予算は教育研究活動の計画であるが、教育研究活動の実施は予算の実行であると位置付けられます。なぜなら教育研究活動の実施は、資金の収支または財産の増減としてとらえられるからです。また、実行された予算は、予算と常に対比され、教育研究活動が計画通りに進行されているかどうかが検討されます。さらに予算は積極的な役割を果たすものです。すなわち計画(Planning)、調整(Coordinating)、管理(Controlling)の3つの機能であります。
収支予算書の様式や作成要領は、法令で特に定められていません。ここで述べている予算に関する詳細は省略しますが、下記の点に留意して下さい。
作成すべき予算書と提出時期
① 資金収支予算書と事業活動収支予算書
学校法人の予算書とは収支予算書をいい、資金収支予算書と事業活動収支予算書の2つがありますが、平成25年改正会計基準では、資金収支予算書と事業活動収支予算書は、予算と決算を対比する様式となりますので、この2つの予算書を作成します。
なお、資金収支予算書と事業活動収支予算書の内訳として、① 資金収支内訳表、② 人件費支出内訳表、③事業活動収支内訳表の予算書を作成することも考えられますが、これらの予算書の作成義務については、所轄庁によって対応が異なりますので、所轄庁の様式に従ってください(「学校会計入門」(齋藤力夫著・中央経済社)、文部科学省通知、「学校法人会計基準の改正に関する説明会」への質問回答集、日本公認会計士協会「学校法人会計基準の一部改正に伴う計算書類の作成について(通知)に関する実務指針」参照)。
② 様 式
収支予算書の様式は特に法令で定められておりませんが、通常、下記に示す形式が標準的です。
③ 提 出 時 期
所轄庁に提出すべき時期は、計算書類とは別に作成し、当初予算は当会計年度の6月30日まで、また補正予算は予算の補正があったら速やかに提出するものとされています(文管振215号、昭51.7.28)。

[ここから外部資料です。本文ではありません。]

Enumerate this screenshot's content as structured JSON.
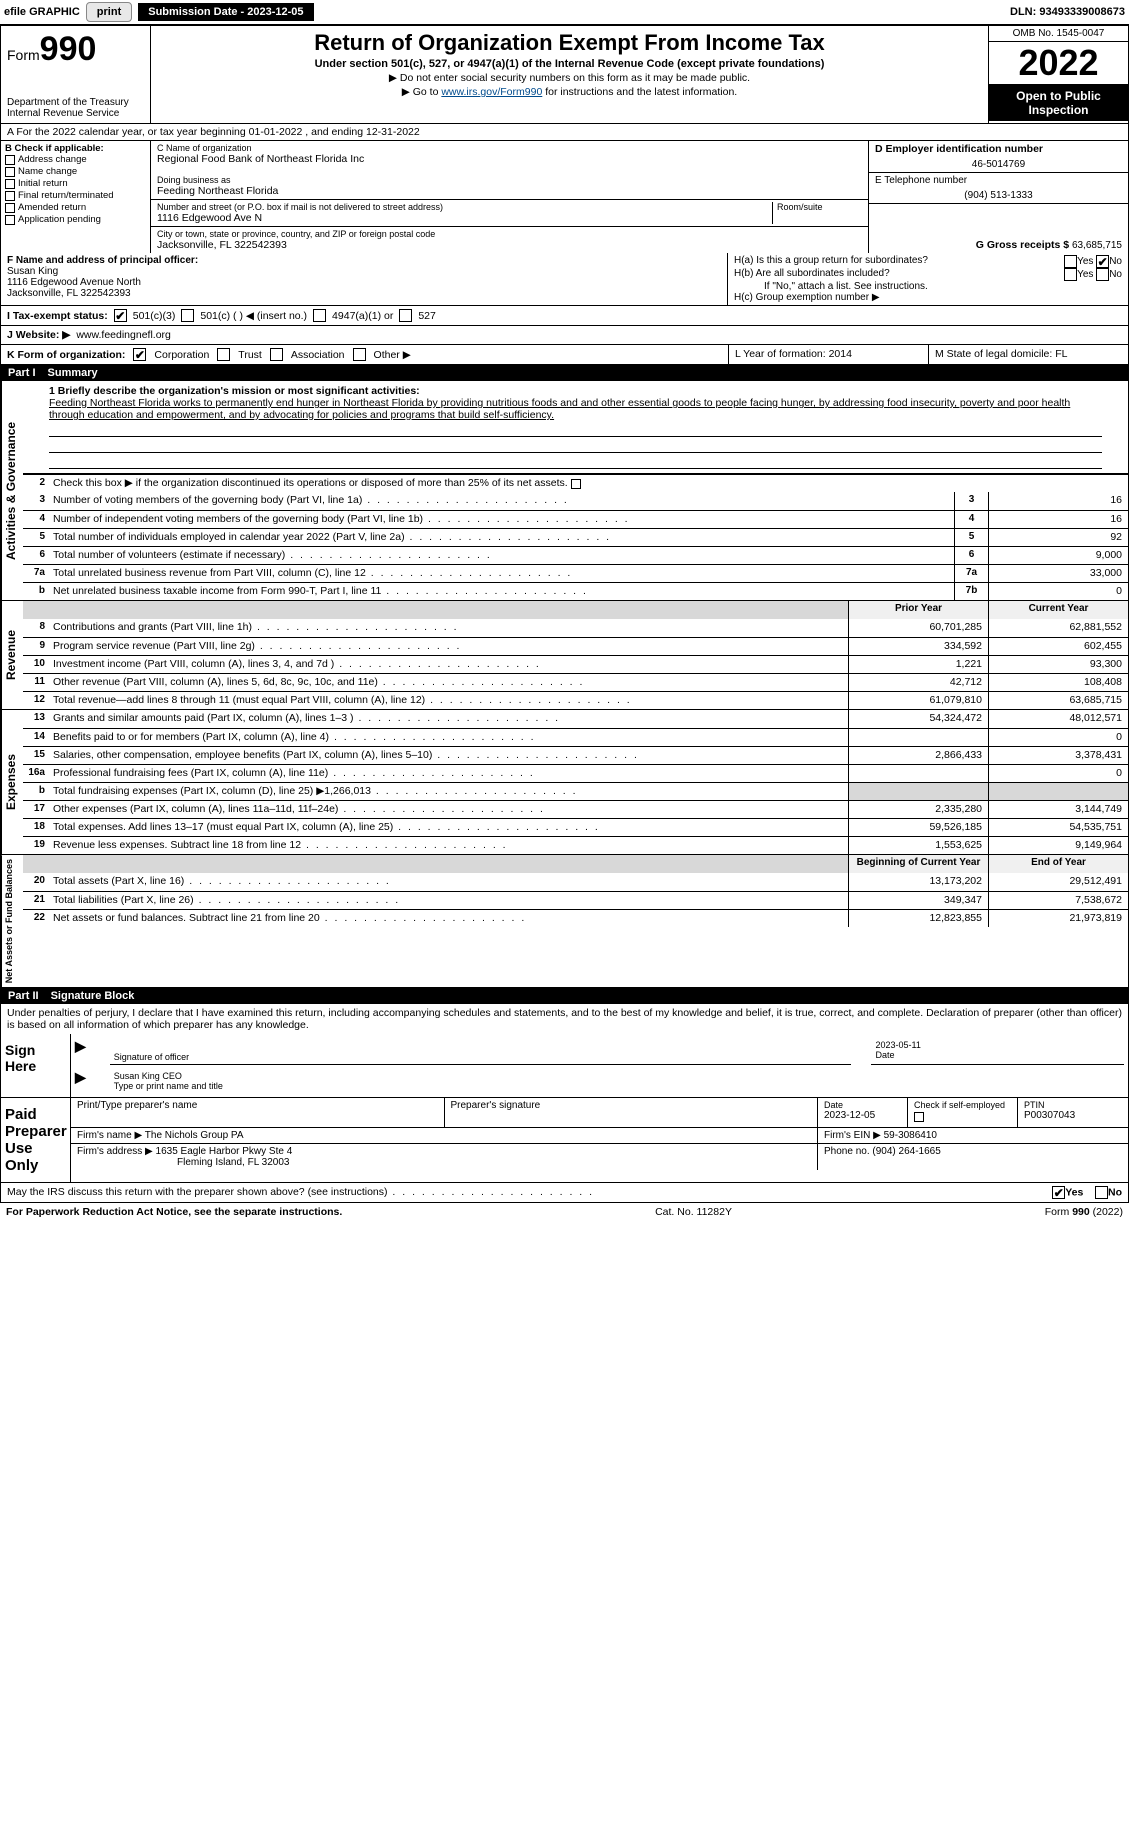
{
  "topbar": {
    "efile": "efile GRAPHIC",
    "print": "print",
    "submission": "Submission Date - 2023-12-05",
    "dln": "DLN: 93493339008673"
  },
  "header": {
    "form_prefix": "Form",
    "form_no": "990",
    "dept": "Department of the Treasury",
    "irs": "Internal Revenue Service",
    "title": "Return of Organization Exempt From Income Tax",
    "sub1": "Under section 501(c), 527, or 4947(a)(1) of the Internal Revenue Code (except private foundations)",
    "sub2": "▶ Do not enter social security numbers on this form as it may be made public.",
    "sub3_pre": "▶ Go to ",
    "sub3_link": "www.irs.gov/Form990",
    "sub3_post": " for instructions and the latest information.",
    "omb": "OMB No. 1545-0047",
    "year": "2022",
    "open": "Open to Public Inspection"
  },
  "row_a": "A For the 2022 calendar year, or tax year beginning 01-01-2022     , and ending 12-31-2022",
  "col_b": {
    "head": "B Check if applicable:",
    "opts": [
      "Address change",
      "Name change",
      "Initial return",
      "Final return/terminated",
      "Amended return",
      "Application pending"
    ]
  },
  "col_c": {
    "c_label": "C Name of organization",
    "c_val": "Regional Food Bank of Northeast Florida Inc",
    "dba_label": "Doing business as",
    "dba_val": "Feeding Northeast Florida",
    "street_label": "Number and street (or P.O. box if mail is not delivered to street address)",
    "room_label": "Room/suite",
    "street_val": "1116 Edgewood Ave N",
    "city_label": "City or town, state or province, country, and ZIP or foreign postal code",
    "city_val": "Jacksonville, FL  322542393"
  },
  "col_right": {
    "d_label": "D Employer identification number",
    "d_val": "46-5014769",
    "e_label": "E Telephone number",
    "e_val": "(904) 513-1333",
    "g_label": "G Gross receipts $",
    "g_val": "63,685,715"
  },
  "f_block": {
    "f_label": "F Name and address of principal officer:",
    "name": "Susan King",
    "addr1": "1116 Edgewood Avenue North",
    "addr2": "Jacksonville, FL  322542393"
  },
  "h_block": {
    "ha": "H(a)  Is this a group return for subordinates?",
    "hb": "H(b)  Are all subordinates included?",
    "hb_note": "If \"No,\" attach a list. See instructions.",
    "hc": "H(c)  Group exemption number ▶",
    "yes": "Yes",
    "no": "No"
  },
  "i_row": {
    "label": "I   Tax-exempt status:",
    "o501c3": "501(c)(3)",
    "o501c": "501(c) (   ) ◀ (insert no.)",
    "o4947": "4947(a)(1) or",
    "o527": "527"
  },
  "j_row": {
    "label": "J   Website: ▶",
    "val": "www.feedingnefl.org"
  },
  "k_row": {
    "label": "K Form of organization:",
    "corp": "Corporation",
    "trust": "Trust",
    "assoc": "Association",
    "other": "Other ▶"
  },
  "lm": {
    "l": "L Year of formation: 2014",
    "m": "M State of legal domicile: FL"
  },
  "part1": {
    "tag": "Part I",
    "title": "Summary"
  },
  "summary": {
    "brief_label": "1  Briefly describe the organization's mission or most significant activities:",
    "brief": "Feeding Northeast Florida works to permanently end hunger in Northeast Florida by providing nutritious foods and and other essential goods to people facing hunger, by addressing food insecurity, poverty and poor health through education and empowerment, and by advocating for policies and programs that build self-sufficiency.",
    "l2": "Check this box ▶     if the organization discontinued its operations or disposed of more than 25% of its net assets.",
    "rows_ag": [
      {
        "n": "3",
        "t": "Number of voting members of the governing body (Part VI, line 1a)",
        "b": "3",
        "v": "16"
      },
      {
        "n": "4",
        "t": "Number of independent voting members of the governing body (Part VI, line 1b)",
        "b": "4",
        "v": "16"
      },
      {
        "n": "5",
        "t": "Total number of individuals employed in calendar year 2022 (Part V, line 2a)",
        "b": "5",
        "v": "92"
      },
      {
        "n": "6",
        "t": "Total number of volunteers (estimate if necessary)",
        "b": "6",
        "v": "9,000"
      },
      {
        "n": "7a",
        "t": "Total unrelated business revenue from Part VIII, column (C), line 12",
        "b": "7a",
        "v": "33,000"
      },
      {
        "n": "b",
        "t": "Net unrelated business taxable income from Form 990-T, Part I, line 11",
        "b": "7b",
        "v": "0"
      }
    ],
    "prior_hdr": "Prior Year",
    "curr_hdr": "Current Year",
    "rows_rev": [
      {
        "n": "8",
        "t": "Contributions and grants (Part VIII, line 1h)",
        "p": "60,701,285",
        "c": "62,881,552"
      },
      {
        "n": "9",
        "t": "Program service revenue (Part VIII, line 2g)",
        "p": "334,592",
        "c": "602,455"
      },
      {
        "n": "10",
        "t": "Investment income (Part VIII, column (A), lines 3, 4, and 7d )",
        "p": "1,221",
        "c": "93,300"
      },
      {
        "n": "11",
        "t": "Other revenue (Part VIII, column (A), lines 5, 6d, 8c, 9c, 10c, and 11e)",
        "p": "42,712",
        "c": "108,408"
      },
      {
        "n": "12",
        "t": "Total revenue—add lines 8 through 11 (must equal Part VIII, column (A), line 12)",
        "p": "61,079,810",
        "c": "63,685,715"
      }
    ],
    "rows_exp": [
      {
        "n": "13",
        "t": "Grants and similar amounts paid (Part IX, column (A), lines 1–3 )",
        "p": "54,324,472",
        "c": "48,012,571"
      },
      {
        "n": "14",
        "t": "Benefits paid to or for members (Part IX, column (A), line 4)",
        "p": "",
        "c": "0"
      },
      {
        "n": "15",
        "t": "Salaries, other compensation, employee benefits (Part IX, column (A), lines 5–10)",
        "p": "2,866,433",
        "c": "3,378,431"
      },
      {
        "n": "16a",
        "t": "Professional fundraising fees (Part IX, column (A), line 11e)",
        "p": "",
        "c": "0"
      },
      {
        "n": "b",
        "t": "Total fundraising expenses (Part IX, column (D), line 25) ▶1,266,013",
        "p": "SHADE",
        "c": "SHADE"
      },
      {
        "n": "17",
        "t": "Other expenses (Part IX, column (A), lines 11a–11d, 11f–24e)",
        "p": "2,335,280",
        "c": "3,144,749"
      },
      {
        "n": "18",
        "t": "Total expenses. Add lines 13–17 (must equal Part IX, column (A), line 25)",
        "p": "59,526,185",
        "c": "54,535,751"
      },
      {
        "n": "19",
        "t": "Revenue less expenses. Subtract line 18 from line 12",
        "p": "1,553,625",
        "c": "9,149,964"
      }
    ],
    "bcy": "Beginning of Current Year",
    "eoy": "End of Year",
    "rows_na": [
      {
        "n": "20",
        "t": "Total assets (Part X, line 16)",
        "p": "13,173,202",
        "c": "29,512,491"
      },
      {
        "n": "21",
        "t": "Total liabilities (Part X, line 26)",
        "p": "349,347",
        "c": "7,538,672"
      },
      {
        "n": "22",
        "t": "Net assets or fund balances. Subtract line 21 from line 20",
        "p": "12,823,855",
        "c": "21,973,819"
      }
    ]
  },
  "sidelabels": {
    "ag": "Activities & Governance",
    "rev": "Revenue",
    "exp": "Expenses",
    "na": "Net Assets or Fund Balances"
  },
  "part2": {
    "tag": "Part II",
    "title": "Signature Block"
  },
  "penalties": "Under penalties of perjury, I declare that I have examined this return, including accompanying schedules and statements, and to the best of my knowledge and belief, it is true, correct, and complete. Declaration of preparer (other than officer) is based on all information of which preparer has any knowledge.",
  "sign": {
    "side": "Sign Here",
    "sig_of": "Signature of officer",
    "date": "Date",
    "date_val": "2023-05-11",
    "name": "Susan King  CEO",
    "name_lbl": "Type or print name and title"
  },
  "paid": {
    "side1": "Paid",
    "side2": "Preparer",
    "side3": "Use Only",
    "h1": "Print/Type preparer's name",
    "h2": "Preparer's signature",
    "h3": "Date",
    "h4": "Check       if self-employed",
    "h5": "PTIN",
    "date": "2023-12-05",
    "ptin": "P00307043",
    "firm_lbl": "Firm's name    ▶",
    "firm": "The Nichols Group PA",
    "ein_lbl": "Firm's EIN ▶",
    "ein": "59-3086410",
    "addr_lbl": "Firm's address ▶",
    "addr1": "1635 Eagle Harbor Pkwy Ste 4",
    "addr2": "Fleming Island, FL  32003",
    "phone_lbl": "Phone no.",
    "phone": "(904) 264-1665"
  },
  "discuss": "May the IRS discuss this return with the preparer shown above? (see instructions)",
  "footer": {
    "pra": "For Paperwork Reduction Act Notice, see the separate instructions.",
    "cat": "Cat. No. 11282Y",
    "form": "Form 990 (2022)"
  }
}
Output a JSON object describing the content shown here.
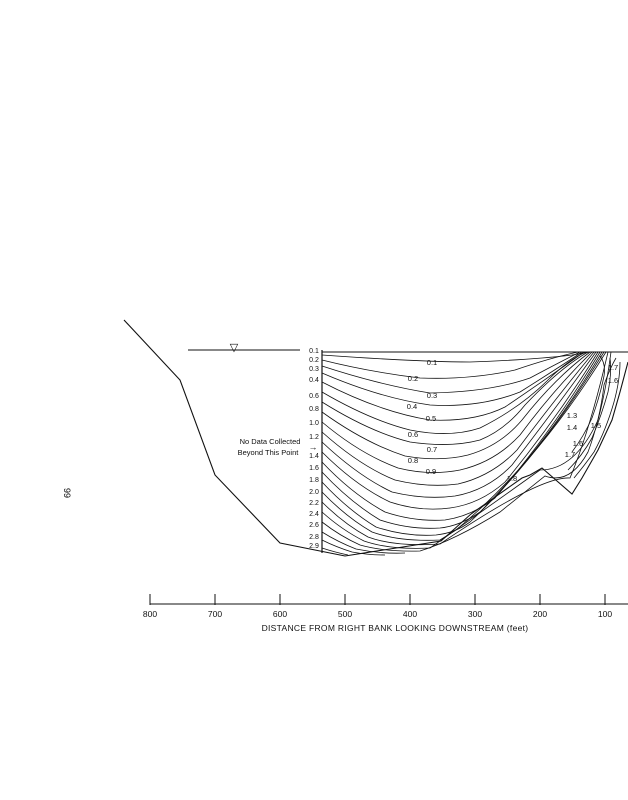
{
  "page": {
    "page_number": "99"
  },
  "figure": {
    "annotation_line1": "No Data Collected",
    "annotation_line2": "Beyond This Point",
    "annotation_arrow": "→",
    "water_surface_symbol": "▽",
    "depth_scale_labels": [
      "0.1",
      "0.2",
      "0.3",
      "0.4",
      "0.6",
      "0.8",
      "1.0",
      "1.2",
      "1.4",
      "1.6",
      "1.8",
      "2.0",
      "2.2",
      "2.4",
      "2.6",
      "2.8",
      "2.9"
    ],
    "contour_labels": {
      "c01": "0.1",
      "c02": "0.2",
      "c03": "0.3",
      "c04": "0.4",
      "c05": "0.5",
      "c06": "0.6",
      "c07": "0.7",
      "c08": "0.8",
      "c09": "0.9",
      "c13": "1.3",
      "c14": "1.4",
      "c15": "1.5",
      "c16a": "1.6",
      "c16b": "1.6",
      "c17a": "1.7",
      "c17b": "1.7",
      "c18": "1.8"
    },
    "x_axis": {
      "title": "DISTANCE FROM RIGHT BANK LOOKING DOWNSTREAM (feet)",
      "tick_labels": [
        "800",
        "700",
        "600",
        "500",
        "400",
        "300",
        "200",
        "100"
      ]
    }
  }
}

資金収支、事業活動収支各予算書類は必要ですが、2部門以上であれば内訳書は部門別内訳書も作成することが望ましいです。内訳表は資金収支内訳表、事業活動収支内訳表、人件費内訳表を添付し、知事所轄学校法人で単一校のみは人件費内訳表のみ添付します。
④ 平成25年改正会計基準移行時の様式
従来の会計基準から平成25年改正会計基準の適用に伴い、収支予算書の様式が変更になるため、平成25年改正会計基準が適用になる平成27年度(都道府県知事所轄法人は平成28年度)からの予算書をどのように作成するのか問題となります。
この点、収支予算書の様式を前年度対比とするかについては、省令などで定めがないため、所轄庁から収支予算書様式について指示がない限り、前年度対比である必要はありません。
そのため、平成27年度予算書については、新しい会計基準による単年度だけの予算として作成することも可能であり、また、従来の会計基準の様式で作成された平成26年度予算を組み替えて注記して対比する様式でも良いと考えます(文部科学省「学校法人会計基準の改正に関する説明会」への質問回答集Q&A11参照、平成26年2月)。
なお、都道府県知事所轄法人については、平成25年改正会計基準の適用は平成28年度からになりますので、平成28年度の収支予算書は上記の内容に留意して作成してください。
(ア)当初予算
(イ)補正予算
(ウ)決算と対比する予算額
決算に際して計算書類上、〔予算・決算・差異〕欄の予算の額は、「最終補正後の予算額」を記入します。差異の額は、すべての収入、支出について、予算額から決算額を控除し、左より右の金額が多ければ「△」と付します。